Education increasing in Afghanistan

If there is one reason for Canadians to value our presence in Afghanistan it would be this one. Gloria Galloway writes for the Globe and Mail of the steady increase in school enrolment despite continued threats of death, dismemberment and mutilation of children by the Taliban. At the Mirwais Mina high school where students and their teachers were sprayed in the face with battery acid last November, enrolment has increased. Initially students stayed away immediately following the attacks but now nearly all have returned. Attendance has increased from 800 pupils to 1300 in one year.

It would seem that the combined efforts of  parents, school officials, Canadian and NATO troops are providing the Taliban with an lesson of their own; education is important and threats of danger and even death will not stop children from attending school.

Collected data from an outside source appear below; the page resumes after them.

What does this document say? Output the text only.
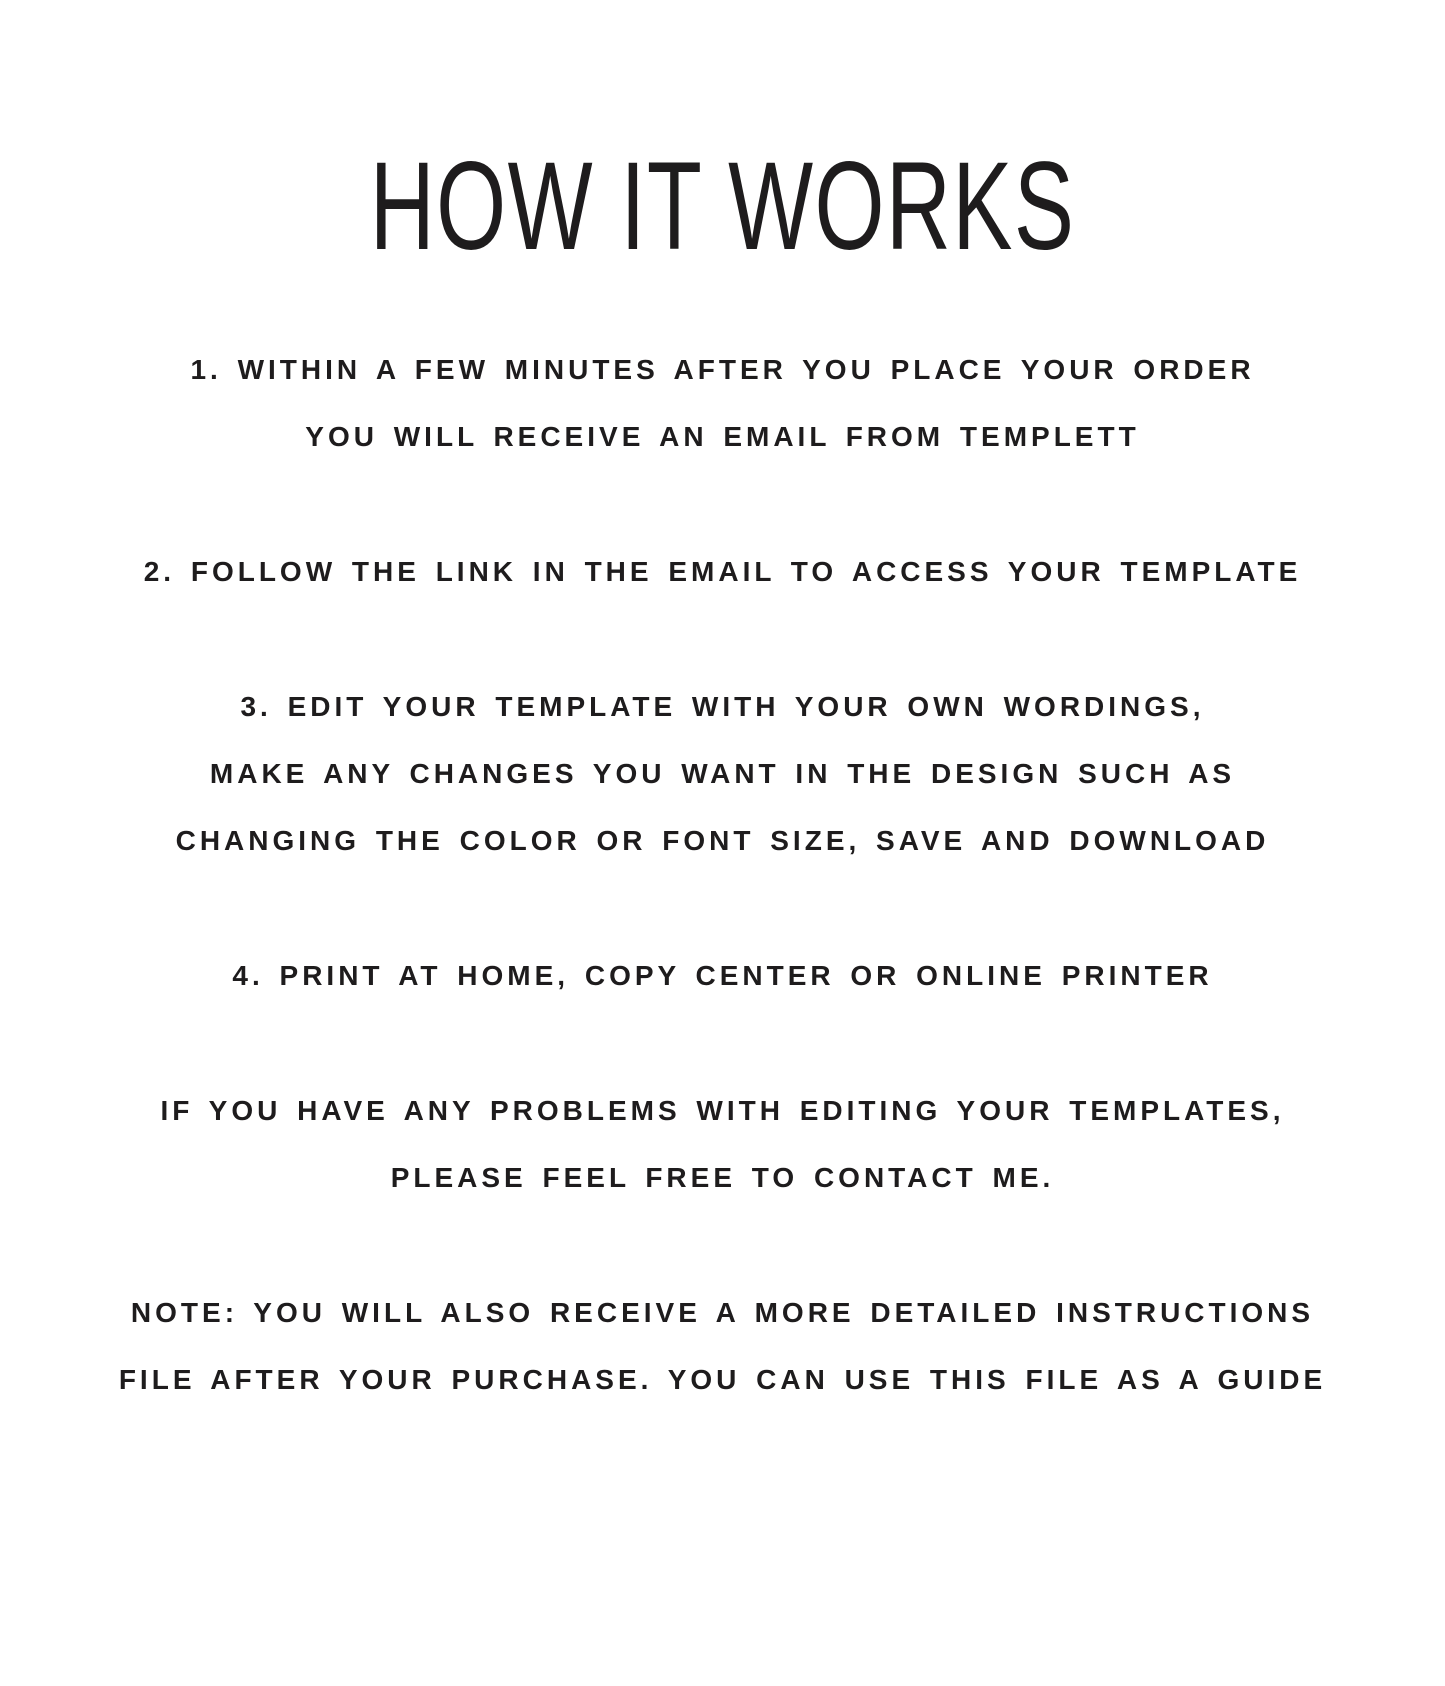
HOW IT WORKS

1. WITHIN A FEW MINUTES AFTER YOU PLACE YOUR ORDER

YOU WILL RECEIVE AN EMAIL FROM TEMPLETT

2. FOLLOW THE LINK IN THE EMAIL TO ACCESS YOUR TEMPLATE

3. EDIT YOUR TEMPLATE WITH YOUR OWN WORDINGS,

MAKE ANY CHANGES YOU WANT IN THE DESIGN SUCH AS

CHANGING THE COLOR OR FONT SIZE, SAVE AND DOWNLOAD

4. PRINT AT HOME, COPY CENTER OR ONLINE PRINTER

IF YOU HAVE ANY PROBLEMS WITH EDITING YOUR TEMPLATES,

PLEASE FEEL FREE TO CONTACT ME.

NOTE: YOU WILL ALSO RECEIVE A MORE DETAILED INSTRUCTIONS

FILE AFTER YOUR PURCHASE. YOU CAN USE THIS FILE AS A GUIDE
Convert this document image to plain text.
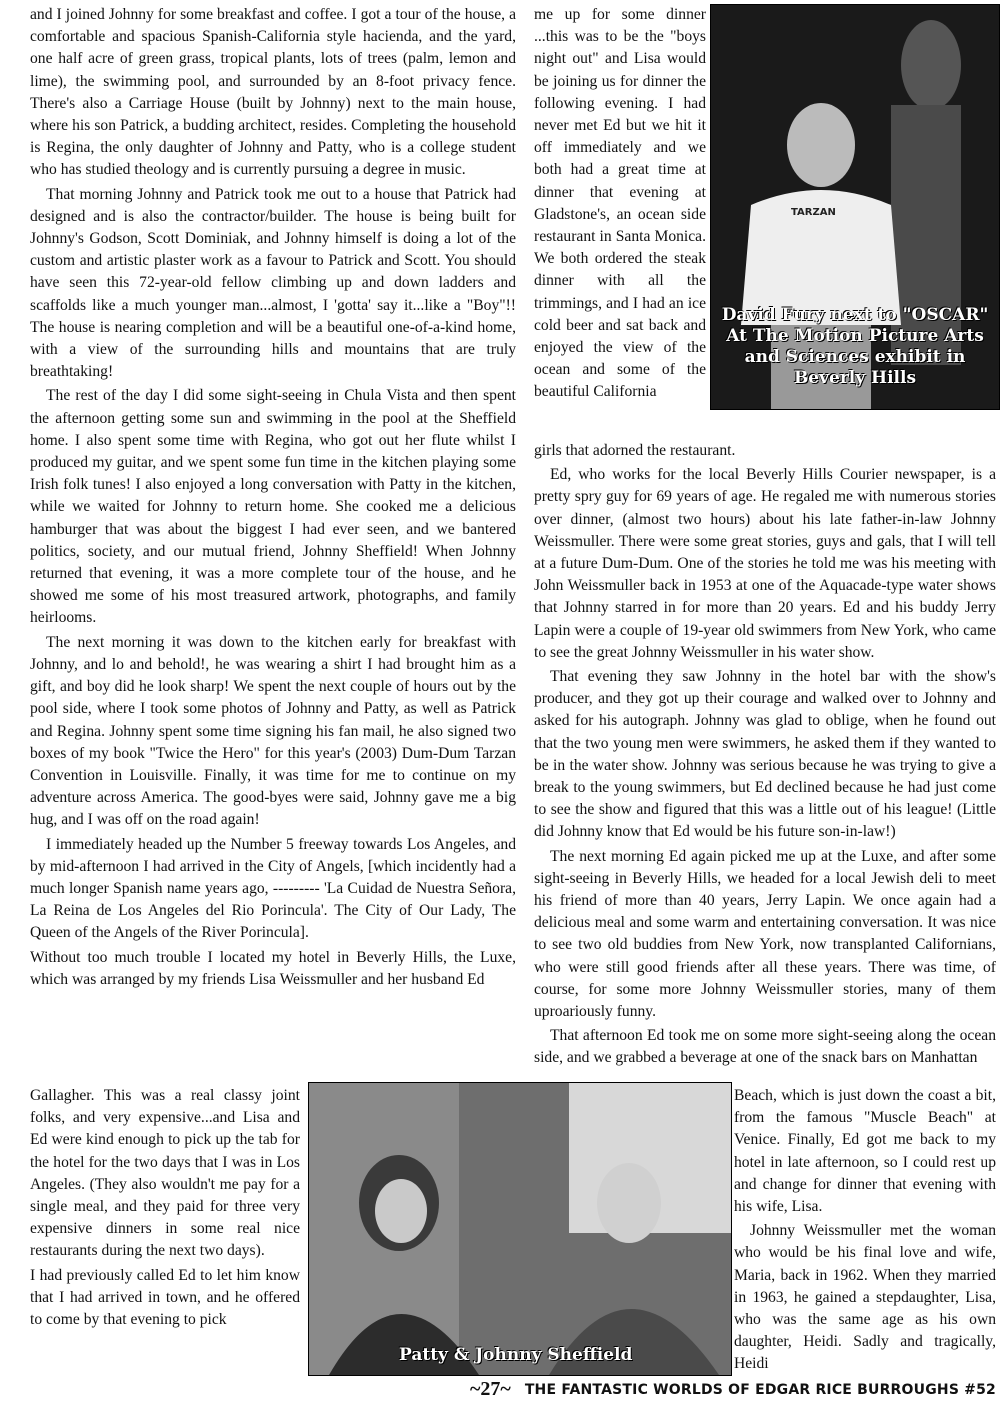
and I joined Johnny for some breakfast and coffee. I got a tour of the house, a comfortable and spacious Spanish-California style hacienda, and the yard, one half acre of green grass, tropical plants, lots of trees (palm, lemon and lime), the swimming pool, and surrounded by an 8-foot privacy fence. There's also a Carriage House (built by Johnny) next to the main house, where his son Patrick, a budding architect, resides. Completing the household is Regina, the only daughter of Johnny and Patty, who is a college student who has studied theology and is currently pursuing a degree in music.

That morning Johnny and Patrick took me out to a house that Patrick had designed and is also the contractor/builder. The house is being built for Johnny's Godson, Scott Dominiak, and Johnny himself is doing a lot of the custom and artistic plaster work as a favour to Patrick and Scott. You should have seen this 72-year-old fellow climbing up and down ladders and scaffolds like a much younger man...almost, I 'gotta' say it...like a "Boy"!! The house is nearing completion and will be a beautiful one-of-a-kind home, with a view of the surrounding hills and mountains that are truly breathtaking!

The rest of the day I did some sight-seeing in Chula Vista and then spent the afternoon getting some sun and swimming in the pool at the Sheffield home. I also spent some time with Regina, who got out her flute whilst I produced my guitar, and we spent some fun time in the kitchen playing some Irish folk tunes! I also enjoyed a long conversation with Patty in the kitchen, while we waited for Johnny to return home. She cooked me a delicious hamburger that was about the biggest I had ever seen, and we bantered politics, society, and our mutual friend, Johnny Sheffield! When Johnny returned that evening, it was a more complete tour of the house, and he showed me some of his most treasured artwork, photographs, and family heirlooms.

The next morning it was down to the kitchen early for breakfast with Johnny, and lo and behold!, he was wearing a shirt I had brought him as a gift, and boy did he look sharp! We spent the next couple of hours out by the pool side, where I took some photos of Johnny and Patty, as well as Patrick and Regina. Johnny spent some time signing his fan mail, he also signed two boxes of my book "Twice the Hero" for this year's (2003) Dum-Dum Tarzan Convention in Louisville. Finally, it was time for me to continue on my adventure across America. The good-byes were said, Johnny gave me a big hug, and I was off on the road again!

I immediately headed up the Number 5 freeway towards Los Angeles, and by mid-afternoon I had arrived in the City of Angels, [which incidently had a much longer Spanish name years ago, --------- 'La Cuidad de Nuestra Señora, La Reina de Los Angeles del Rio Porincula'. The City of Our Lady, The Queen of the Angels of the River Porincula].

Without too much trouble I located my hotel in Beverly Hills, the Luxe, which was arranged by my friends Lisa Weissmuller and her husband Ed

me up for some dinner ...this was to be the "boys night out" and Lisa would be joining us for dinner the following evening. I had never met Ed but we hit it off immediately and we both had a great time at dinner that evening at Gladstone's, an ocean side restaurant in Santa Monica. We both ordered the steak dinner with all the trimmings, and I had an ice cold beer and sat back and enjoyed the view of the ocean and some of the beautiful California

TARZAN
David Fury next to "OSCAR" At The Motion Picture Arts and Sciences exhibit in Beverly Hills

girls that adorned the restaurant.

Ed, who works for the local Beverly Hills Courier newspaper, is a pretty spry guy for 69 years of age. He regaled me with numerous stories over dinner, (almost two hours) about his late father-in-law Johnny Weissmuller. There were some great stories, guys and gals, that I will tell at a future Dum-Dum. One of the stories he told me was his meeting with John Weissmuller back in 1953 at one of the Aquacade-type water shows that Johnny starred in for more than 20 years. Ed and his buddy Jerry Lapin were a couple of 19-year old swimmers from New York, who came to see the great Johnny Weissmuller in his water show.

That evening they saw Johnny in the hotel bar with the show's producer, and they got up their courage and walked over to Johnny and asked for his autograph. Johnny was glad to oblige, when he found out that the two young men were swimmers, he asked them if they wanted to be in the water show. Johnny was serious because he was trying to give a break to the young swimmers, but Ed declined because he had just come to see the show and figured that this was a little out of his league! (Little did Johnny know that Ed would be his future son-in-law!)

The next morning Ed again picked me up at the Luxe, and after some sight-seeing in Beverly Hills, we headed for a local Jewish deli to meet his friend of more than 40 years, Jerry Lapin. We once again had a delicious meal and some warm and entertaining conversation. It was nice to see two old buddies from New York, now transplanted Californians, who were still good friends after all these years. There was time, of course, for some more Johnny Weissmuller stories, many of them uproariously funny.

That afternoon Ed took me on some more sight-seeing along the ocean side, and we grabbed a beverage at one of the snack bars on Manhattan

Gallagher. This was a real classy joint folks, and very expensive...and Lisa and Ed were kind enough to pick up the tab for the hotel for the two days that I was in Los Angeles. (They also wouldn't me pay for a single meal, and they paid for three very expensive dinners in some real nice restaurants during the next two days).

I had previously called Ed to let him know that I had arrived in town, and he offered to come by that evening to pick

Patty & Johnny Sheffield

Beach, which is just down the coast a bit, from the famous "Muscle Beach" at Venice. Finally, Ed got me back to my hotel in late afternoon, so I could rest up and change for dinner that evening with his wife, Lisa.

Johnny Weissmuller met the woman who would be his final love and wife, Maria, back in 1962. When they married in 1963, he gained a stepdaughter, Lisa, who was the same age as his own daughter, Heidi. Sadly and tragically, Heidi

~27~ THE FANTASTIC WORLDS OF EDGAR RICE BURROUGHS #52
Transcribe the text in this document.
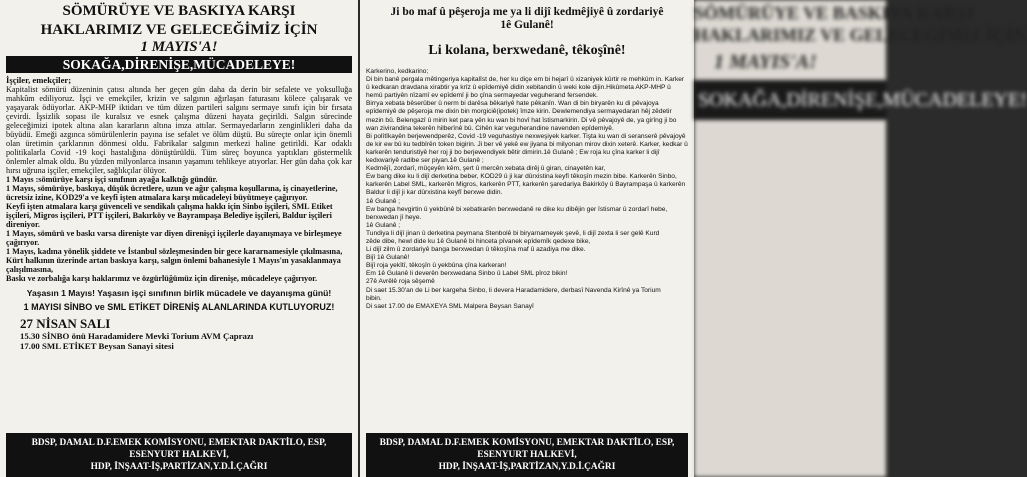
SÖMÜRÜYE VE BASKIYA KARŞI
HAKLARIMIZ VE GELECEĞİMİZ İÇİN
1 MAYIS'A!
SOKAĞA,DİRENİŞE,MÜCADELEYE!

İşçiler, emekçiler;

Kapitalist sömürü düzeninin çatısı altında her geçen gün daha da derin bir sefalete ve yoksulluğa mahkûm ediliyoruz. İşçi ve emekçiler, krizin ve salgının ağırlaşan faturasını kölece çalışarak ve yaşayarak ödüyorlar. AKP-MHP iktidarı ve tüm düzen partileri salgını sermaye sınıfı için bir fırsata çevirdi. İşsizlik sopası ile kuralsız ve esnek çalışma düzeni hayata geçirildi. Salgın sürecinde geleceğimizi ipotek altına alan kararların altına imza attılar. Sermayedarların zenginlikleri daha da büyüdü. Emeği azgınca sömürülenlerin payına ise sefalet ve ölüm düştü. Bu süreçte onlar için önemli olan üretimin çarklarının dönmesi oldu. Fabrikalar salgının merkezi haline getirildi. Kar odaklı politikalarla Covid -19 koçi hastalığına dönüştürüldü. Tüm süreç boyunca yaptıkları göstermelik önlemler almak oldu. Bu yüzden milyonlarca insanın yaşamını tehlikeye atıyorlar. Her gün daha çok kar hırsı uğruna işçiler, emekçiler, sağlıkçılar ölüyor.

1 Mayıs :sömürüye karşı işçi sınıfının ayağa kalktığı gündür.

1 Mayıs, sömürüye, baskıya, düşük ücretlere, uzun ve ağır çalışma koşullarına, iş cinayetlerine, ücretsiz izine, KOD29'a ve keyfi işten atmalara karşı mücadeleyi büyütmeye çağırıyor.

Keyfi işten atmalara karşı güvenceli ve sendikalı çalışma hakkı için Sinbo işçileri, SML Etiket işçileri, Migros işçileri, PTT işçileri, Bakırköy ve Bayrampaşa Belediye işçileri, Baldur işçileri direniyor.

1 Mayıs, sömürü ve baskı varsa direnişte var diyen direnişçi işçilerle dayanışmaya ve birleşmeye çağırıyor.

1 Mayıs, kadına yönelik şiddete ve İstanbul sözleşmesinden bir gece kararnamesiyle çıkılmasına, Kürt halkının üzerinde artan baskıya karşı, salgın önlemi bahanesiyle 1 Mayıs'ın yasaklanmaya çalışılmasına,

Baskı ve zorbalığa karşı haklarımız ve özgürlüğümüz için direnişe, mücadeleye çağırıyor.

Yaşasın 1 Mayıs! Yaşasın işçi sınıfının birlik mücadele ve dayanışma günü!
1 MAYISI SİNBO ve SML ETİKET DİRENİŞ ALANLARINDA KUTLUYORUZ!
27 NİSAN SALI
15.30 SİNBO önü Haradamidere Mevki Torium AVM Çaprazı
17.00 SML ETİKET Beysan Sanayi sitesi
BDSP, DAMAL D.F.EMEK KOMİSYONU, EMEKTAR DAKTİLO, ESP, ESENYURT HALKEVİ,
HDP, İNŞAAT-İŞ,PARTİZAN,Y.D.İ.ÇAĞRI
Ji bo maf û pêşeroja me ya li dijî kedmêjiyê û zordariyê
1ê Gulanê!
Li kolana, berxwedanê, têkoşînê!

Karkerino, kedkarino;

Di bin banê pergala mêtingeriya kapitalîst de, her ku diçe em bi hejarî û xizaniyek kûrtir re mehkûm in. Karker û kedkaran dravdana xirabtir ya krîz û epîdemiyê didin xebitandin û weki kole dijin.Hikûmeta AKP-MHP û hemû partiyên nîzamî ev epîdemî ji bo çîna sermayedar veguherand fersendek.

Birrya xebata bêserûber û nerm bi darêsa bêkariyê hate pêkanîn. Wan di bin biryarên ku di pêvajoya epîdemiyê de pêşeroja me dixin bin morgiciê(ipotek) îmze kirin. Dewlemendiya sermayedaran hêj zêdetir mezin bû. Belengazî û mirin ket para yên ku wan bi hovî hat îstismarkirin. Di vê pêvajoyê de, ya girîng ji bo wan zivirandina tekerên hilberînê bû. Cihên kar veguherandine navenden epîdemiyê.

Bi polîtîkayên berjewendperêz, Covid -19 veguhastiye nexweşiyek karker. Tişta ku wan di seranserê pêvajoyê de kir ew bû ku tedbîrên token bigirin. Ji ber vê yekê ew jiyana bi milyonan mirov dixin xeterê. Karker, kedkar û karkerên tenduristiyê her roj ji bo berjewendiyek bêtir dimirin.1ê Gulanê ; Ew roja ku çîna karker li dijî kedxwariyê radibe ser piyan.1ê Gulanê ;

Kedmêjî, zordarî, mûçeyên kêm, şert û mercên xebata dirêj û giran, cinayetên kar,

Ew bang dike ku li dijî derketina beber, KOD29 û ji kar dûrxistina keyfî têkoşîn mezin bibe. Karkerên Sinbo, karkerên Label SML, karkerên Migros, karkerên PTT, karkerên şaredariya Bakirköy û Bayrampaşa û karkerên Baldur li dijî ji kar dûrxistina keyfî berxwe didin.

1ê Gulanê ;

Ew banga hevgirtin û yekbûnê bi xebatkarên berxwedanê re dike ku dibêjin ger îstismar û zordarî hebe, berxwedan jî heye.

1ê Gulanê ;

Tundiya li dijî jinan û derketina peymana Stenbolê bi biryarnameyek şevê, li dijî zexta li ser gelê Kurd

zêde dibe, hewl dide ku 1ê Gulanê bi hinceta pîvanek epîdemîk qedexe bike,

Li dijî zilm û zordariyê banga berxwedan û têkoşîna maf û azadiya me dike.

Bijî 1ê Gulanê!

Bijî roja yekîtî, têkoşîn û yekbûna çîna karkeran!

Em 1ê Gulanê li deverên berxwedana Sinbo û Label SML pîroz bikin!

27ê Avrêlê roja sêşemê

Di saet 15.30'an de Li ber kargeha Sinbo, li devera Haradamidere, derbasî Navenda Kirînê ya Torium

bibin.

Di saet 17.00 de EMAXEYA SML Malpera Beysan Sanayî

BDSP, DAMAL D.F.EMEK KOMİSYONU, EMEKTAR DAKTİLO, ESP, ESENYURT HALKEVİ,
HDP, İNŞAAT-İŞ,PARTİZAN,Y.D.İ.ÇAĞRI
SÖMÜRÜYE VE BASKIYA KARŞI
HAKLARIMIZ VE GELECEĞİMİZ İÇİN
1 MAYIS'A!
SOKAĞA,DİRENİŞE,MÜCADELEYE!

Hajim Anwar, director of education in Kandahar province is frustrated by those who claim little progress has been made in the Afghan education system. ” There is good education and the education is increasing, not decreasing” he said. Parents are resolved in their desire to bring better lives to their children through schooling. Yet most of the spike in attendance is due to the increasing number of boys going to school with many girls still being denied the opportunity as gender discrimination remains the prominent factor in the lives of Afghanis. Hopefully, this gender disparity will decrease as more schools with a rounded and balanced cirriculum open and Taliban inspired madrasses are challenged as the only marker of learning.